Global investments in energy transition technologies achieved a historic milestone by reaching a record high of $1.3 trillion in 2022, a 19% increase over 2021 and a 50% jump from the pre-pandemic levels of 2019, according to the International Renewable Energy Agency (IRENA).

Despite the record-high investments, it is crucial to note that annual investments must increase over four-fold to stay on course toward the 1.5°C scenario, the agency said in a report.

The world must aim for average annual investments of $5.7 trillion between 2021 and 2030 and $3.7 trillion between 2031 and 2050 to successfully transition to sustainable energy sources, the report said.

Despite facing various economic, social, and geopolitical obstacles, the world’s investments in renewable energy generation have maintained an upward trajectory that started in 2018.


The latest data indicates that investments in this sector hit a new high in 2021, reaching $430 billion, representing a 24% surge from the previous year. Furthermore, in 2022, these investments experienced an additional 16% boost, nearing $500 billion.

Despite the overall growth in annual renewable energy generation investments, IRENA said it is important that these investments have been primarily concentrated in the power sector. Between 2013 and 2020, power generation assets received, on average, 90% of renewable investments each year and as much as 97% in 2021 and 2022.

Solar most popular with investors

Within the power sector, solar and wind technologies have consistently been the most popular choices for investors. Solar photovoltaic alone attracted 43% of total investments in 2020, followed by onshore and offshore wind, which attracted 35% and 12%, respectively.

The private sector has been the primary source of global investments in renewable energy, contributing roughly 75% of the total investments between 2013 and 2020. The balance between public and private investments varies depending on the technology and context.

Generally, a smaller portion of public finance is allocated to renewable energy technologies that are commercially viable and highly competitive, which makes them attractive to private investors. For example, in 2020, private finance accounted for 83% of commitments in solar photovoltaics. Conversely, geothermal and hydropower tend to rely mostly on public finance, with only 32% and 3% of investments in these technologies, respectively, coming from private investors in 2020.

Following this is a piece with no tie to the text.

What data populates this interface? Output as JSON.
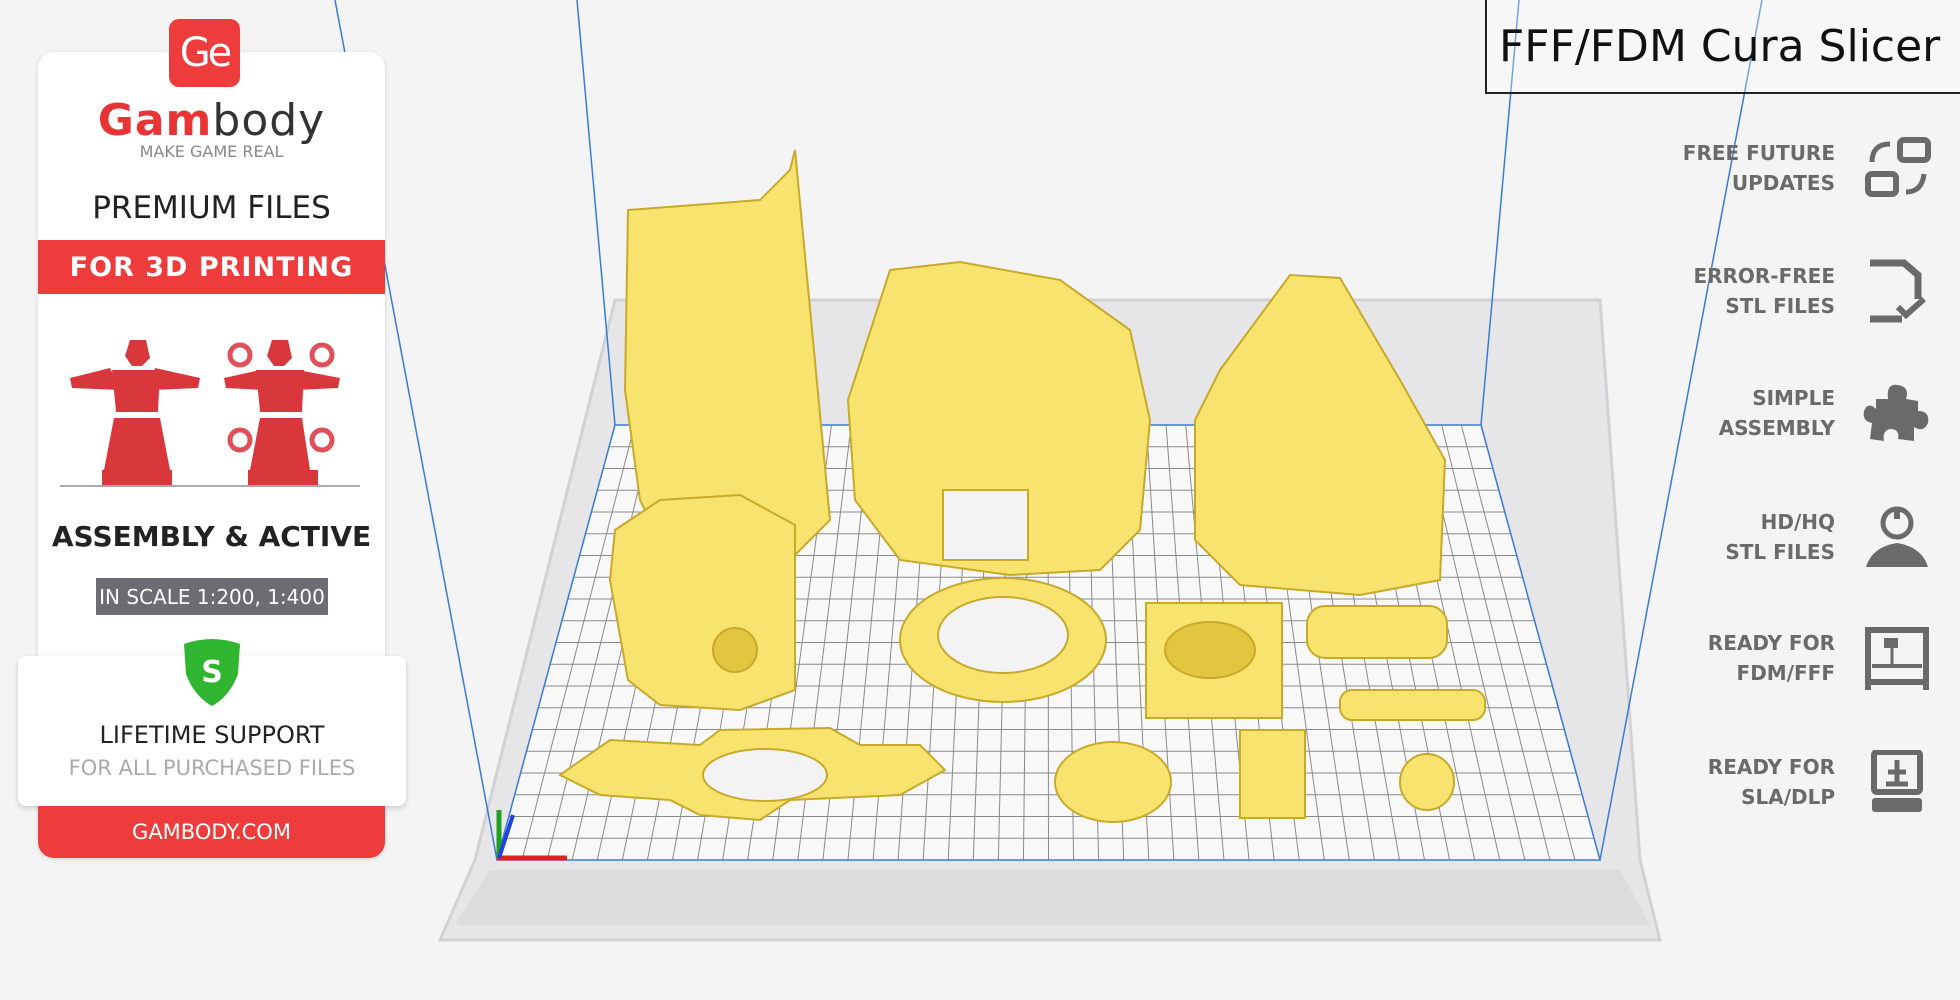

This disparity, IRENA said, reflects the different risk-return profiles of various renewable energy technologies and the need for targeted policies to address market barriers and mobilize private capital.

Recently, in a report, renewable energy company Masdar found that decarbonization budgets are a significant source of concern, with less than a third of executives from ‘hard-to-abate’ industries saying they have adequate budgets to finance their decarbonization efforts. Masdar said reducing emissions in hard-to-abate industries like cement, steel, aluminum, petrochemicals, shipping, aviation, heavy industry, and manufacturing was crucial in the effort to mitigate climate change.

Fossil fuel financing

Despite the urgent need for an energy transition that aligns with the 1.5°C Scenario, redirecting $700 billion annually from fossil fuels to energy-transition-related technologies, fossil fuel investments have continued to increase.

In 2020, global fossil fuel investments declined by 22%, falling from the $1 trillion invested in 2019, largely because of the COVID-19 pandemic’s effect on the energy market. However, the bounce-back in 2021 was swift, with fossil fuel investments rising by 15% to $897 billion. Preliminary data for 2022 indicate that fossil fuel investments may have nearly recovered to their pre-pandemic levels, reaching $953 billion.

Despite the urgency to address climate change and shift to renewable energy, most investments in the energy sector continue to support new oil and gas projects rather than clean energy. An estimated $570 billion per year is projected to be spent on new oil and gas development and exploration until 2030, a significant obstacle to achieving a sustainable and low-carbon energy future.

Over the six years following the Paris Climate Agreement, some of the largest multinational banks increased their investments in fossil fuels, averaging about $750 billion annually. The world’s 60 biggest commercial banks collectively invested more than $4.6 trillion in fossil fuels between 2015 and 2021, with over a quarter of this coming from US banks alone.

According to data from 2013 to 2020, global spending on fossil fuel subsidies amounted to $2.9 trillion. These subsidies provide direct and indirect financial assistance to the fossil fuel industry, which allows it to remain competitive against cleaner and more sustainable energy sources.

Total corporate funding worldwide in the solar sector, including venture capital and private equity (VC), debt financing, and public market financing, came to $24.1 billion, a decline of 13% compared to the $27.8 billion raised in 2021, according to Mercom’s Annual and Q4 2022 Solar Funding and M&A Report.